Pourtant, bien des psychanalystes se sont intéressés à cette dimension des premières interprétations reçues par le très jeune enfant, et qui ne sont pas par lui compréhensibles. F. Ferenczi309 parle de la confusion des langues entre les adultes et l'enfant. Jean Laplanche310 souligne également cette dimension, source d'une séduction, mais aussi d'une violence comme effets de l'énigme inhérente à cette dissymétrie. Il décrit le monde dans lequel est plongé l'enfant : « Un monde de signifiance et de communication, débordant de toutes parts les capacités d'appréhension et de maîtrise de l'enfant. … Ces signifiants originaires, traumatiques, nommons-les signifiants énigmatiques ».
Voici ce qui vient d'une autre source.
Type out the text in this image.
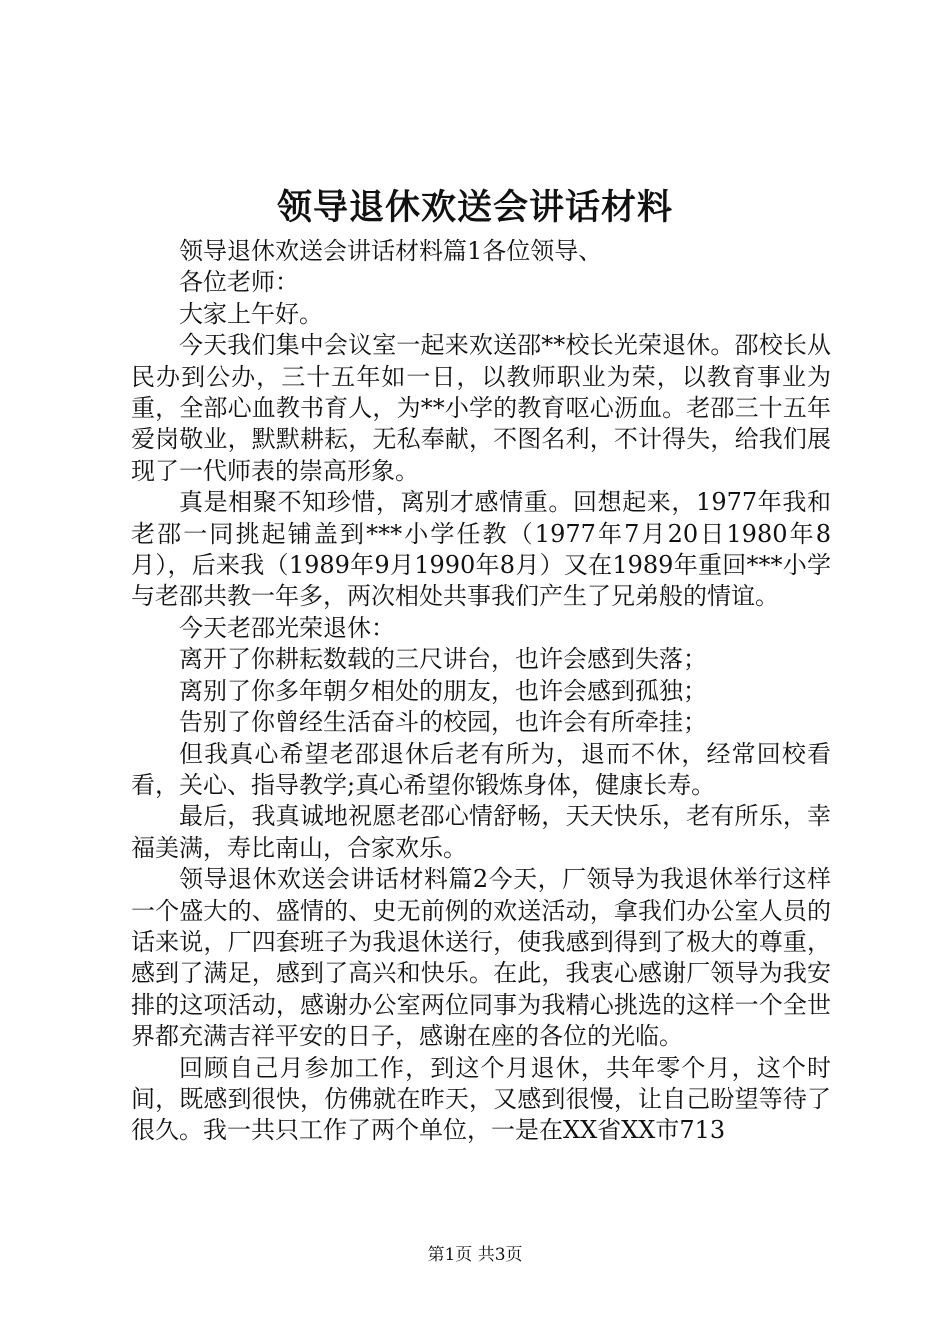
领导退休欢送会讲话材料

领导退休欢送会讲话材料篇1各位领导、

各位老师：

大家上午好。

今天我们集中会议室一起来欢送邵**校长光荣退休。邵校长从民办到公办，三十五年如一日，以教师职业为荣，以教育事业为重，全部心血教书育人，为**小学的教育呕心沥血。老邵三十五年爱岗敬业，默默耕耘，无私奉献，不图名利，不计得失，给我们展现了一代师表的崇高形象。

真是相聚不知珍惜，离别才感情重。回想起来，1977年我和老邵一同挑起铺盖到***小学任教（1977年7月20日1980年8月），后来我（1989年9月1990年8月）又在1989年重回***小学与老邵共教一年多，两次相处共事我们产生了兄弟般的情谊。

今天老邵光荣退休：

离开了你耕耘数载的三尺讲台，也许会感到失落；

离别了你多年朝夕相处的朋友，也许会感到孤独；

告别了你曾经生活奋斗的校园，也许会有所牵挂；

但我真心希望老邵退休后老有所为，退而不休，经常回校看看，关心、指导教学;真心希望你锻炼身体，健康长寿。

最后，我真诚地祝愿老邵心情舒畅，天天快乐，老有所乐，幸福美满，寿比南山，合家欢乐。

领导退休欢送会讲话材料篇2今天，厂领导为我退休举行这样一个盛大的、盛情的、史无前例的欢送活动，拿我们办公室人员的话来说，厂四套班子为我退休送行，使我感到得到了极大的尊重，感到了满足，感到了高兴和快乐。在此，我衷心感谢厂领导为我安排的这项活动，感谢办公室两位同事为我精心挑选的这样一个全世界都充满吉祥平安的日子，感谢在座的各位的光临。

回顾自己月参加工作，到这个月退休，共年零个月，这个时间，既感到很快，仿佛就在昨天，又感到很慢，让自己盼望等待了很久。我一共只工作了两个单位，一是在XX省XX市713

第1页 共3页
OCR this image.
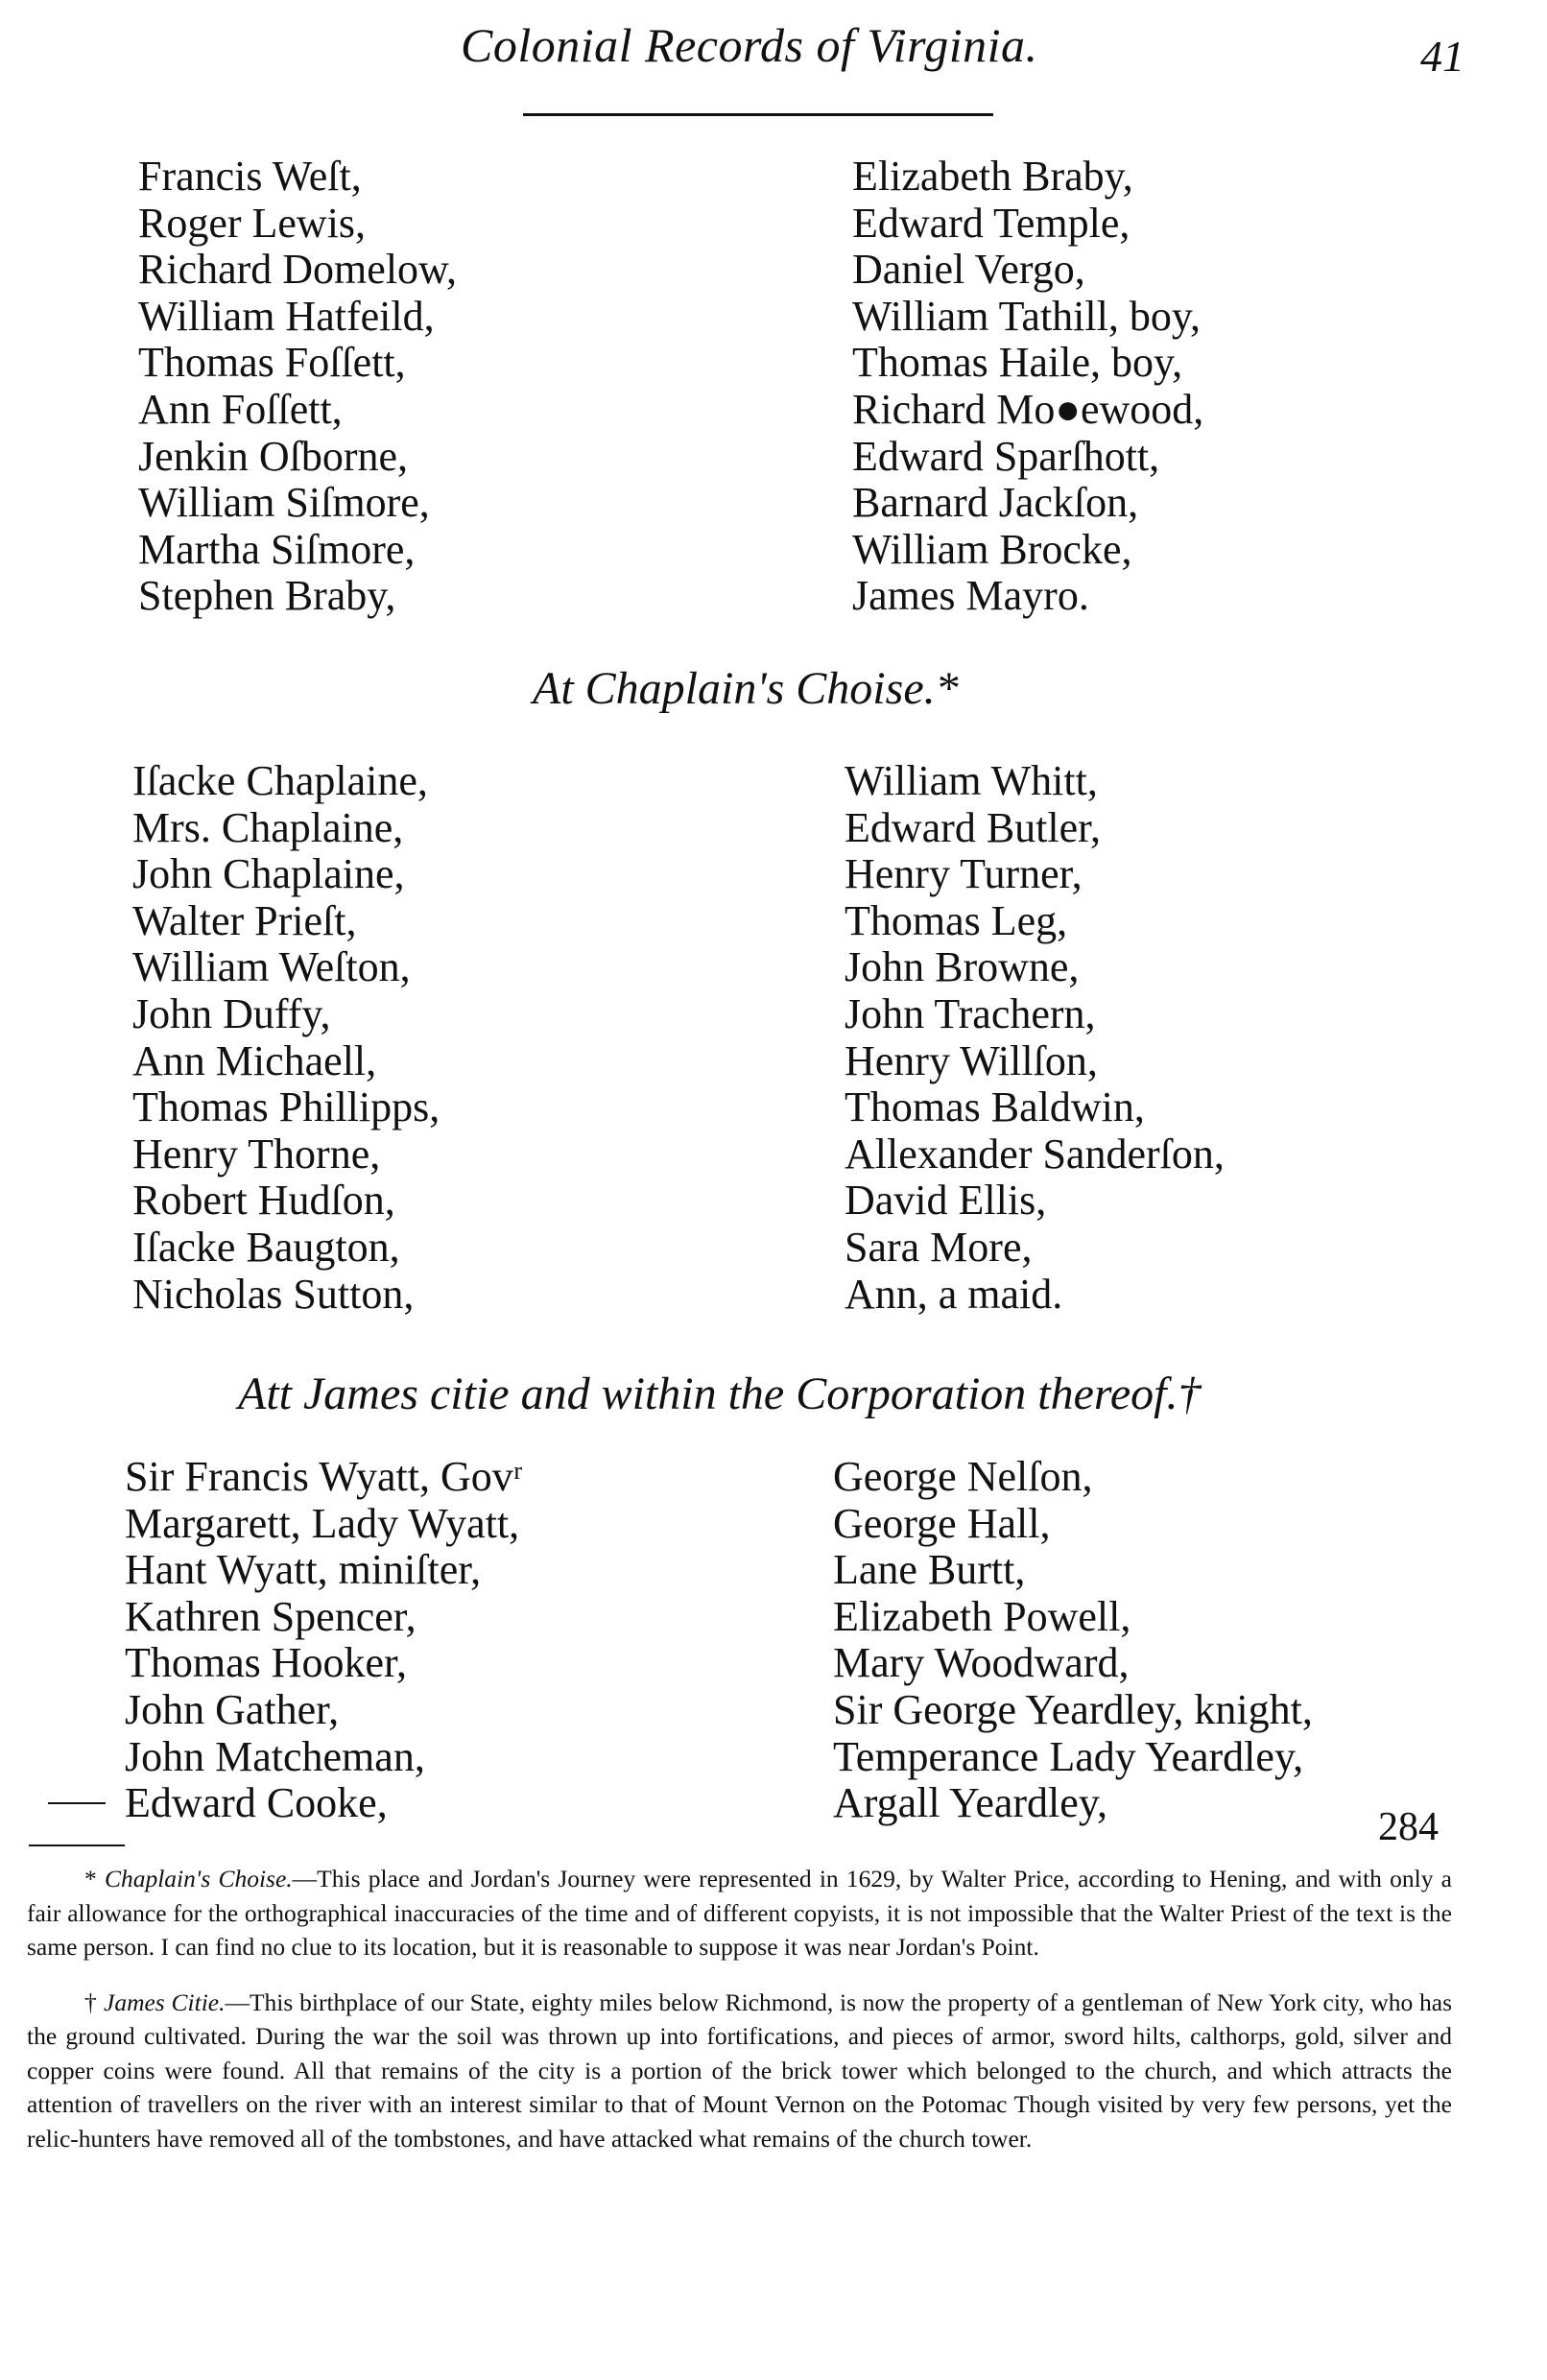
Colonial Records of Virginia.	41
Francis Weſt,
Roger Lewis,
Richard Domelow,
William Hatfeild,
Thomas Foſſett,
Ann Foſſett,
Jenkin Oſborne,
William Siſmore,
Martha Siſmore,
Stephen Braby,
Elizabeth Braby,
Edward Temple,
Daniel Vergo,
William Tathill, boy,
Thomas Haile, boy,
Richard Mo●ewood,
Edward Sparſhott,
Barnard Jackſon,
William Brocke,
James Mayro.
At Chaplain's Choise.*
Iſacke Chaplaine,
Mrs. Chaplaine,
John Chaplaine,
Walter Prieſt,
William Weſton,
John Duffy,
Ann Michaell,
Thomas Phillipps,
Henry Thorne,
Robert Hudſon,
Iſacke Baugton,
Nicholas Sutton,
William Whitt,
Edward Butler,
Henry Turner,
Thomas Leg,
John Browne,
John Trachern,
Henry Willſon,
Thomas Baldwin,
Allexander Sanderſon,
David Ellis,
Sara More,
Ann, a maid.
Att James citie and within the Corporation thereof.†
Sir Francis Wyatt, Govʳ
Margarett, Lady Wyatt,
Hant Wyatt, miniſter,
Kathren Spencer,
Thomas Hooker,
John Gather,
John Matcheman,
Edward Cooke,
George Nelſon,
George Hall,
Lane Burtt,
Elizabeth Powell,
Mary Woodward,
Sir George Yeardley, knight,
Temperance Lady Yeardley,
Argall Yeardley,
284

* Chaplain's Choise.—This place and Jordan's Journey were represented in 1629, by Walter Price, according to Hening, and with only a fair allowance for the orthographical inaccuracies of the time and of different copyists, it is not impossible that the Walter Priest of the text is the same person. I can find no clue to its location, but it is reasonable to suppose it was near Jordan's Point.

† James Citie.—This birthplace of our State, eighty miles below Richmond, is now the property of a gentleman of New York city, who has the ground cultivated. During the war the soil was thrown up into fortifications, and pieces of armor, sword hilts, calthorps, gold, silver and copper coins were found. All that remains of the city is a portion of the brick tower which belonged to the church, and which attracts the attention of travellers on the river with an interest similar to that of Mount Vernon on the Potomac Though visited by very few persons, yet the relic-hunters have removed all of the tombstones, and have attacked what remains of the church tower.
Une nuance dans la comparaison avec l'enfant polyhandicapé est nécessaire. La mère d'un enfant sans atteintes visibles se tient dans une assurance selon laquelle, si son enfant ne comprend pas encore l'énoncé de ce qu'elle lui dit, il en sera capable plus tard. Piera Aulagnier311 souligne d'ailleurs l'importance de cette attente maternelle de l'apparition chez son enfant de la capacité à penser. « Le pouvoir d'intellection est attendu comme ce dernier venu qui viendra confirmer à la mère la réussite ou l'échec de sa fonction maternelle ». 312

L'enfant polyhandicapé est bien plongé dans un monde de signifiants énigmatiques, mais les attentes de l'entourage envers ses capacités intellectuelles sont plus limitées. C'est tout au moins ce qui peut s'en dire consciemment. Avant de reprendre, entre autres, les travaux de P. Aulagnier dans la partie suivante centrée sur l'émergence de la pensée, il serait nécessaire de s'attarder sur les difficultés rencontrées dans ce dialogue avec l'enfant polyhandicapé, évoqué tout au long de cette partie. Les entraves à ce dialogue viennent tout autant des difficultés propres à l'enfant que de celles de l'adulte qui s'approche de lui.

309

FERENCZI S. (1933) "Confusion des langues entre les adultes et l'enfant" in Psychanalyse, Tome IV, Paris, Payot, 1982

310 LAPLANCHE J. (1987) Nouveaux fondements pour la psychanalyse, Paris PUF 311 AULAGNIER P. (1987) La violence de l'interprétation. Paris, PUF.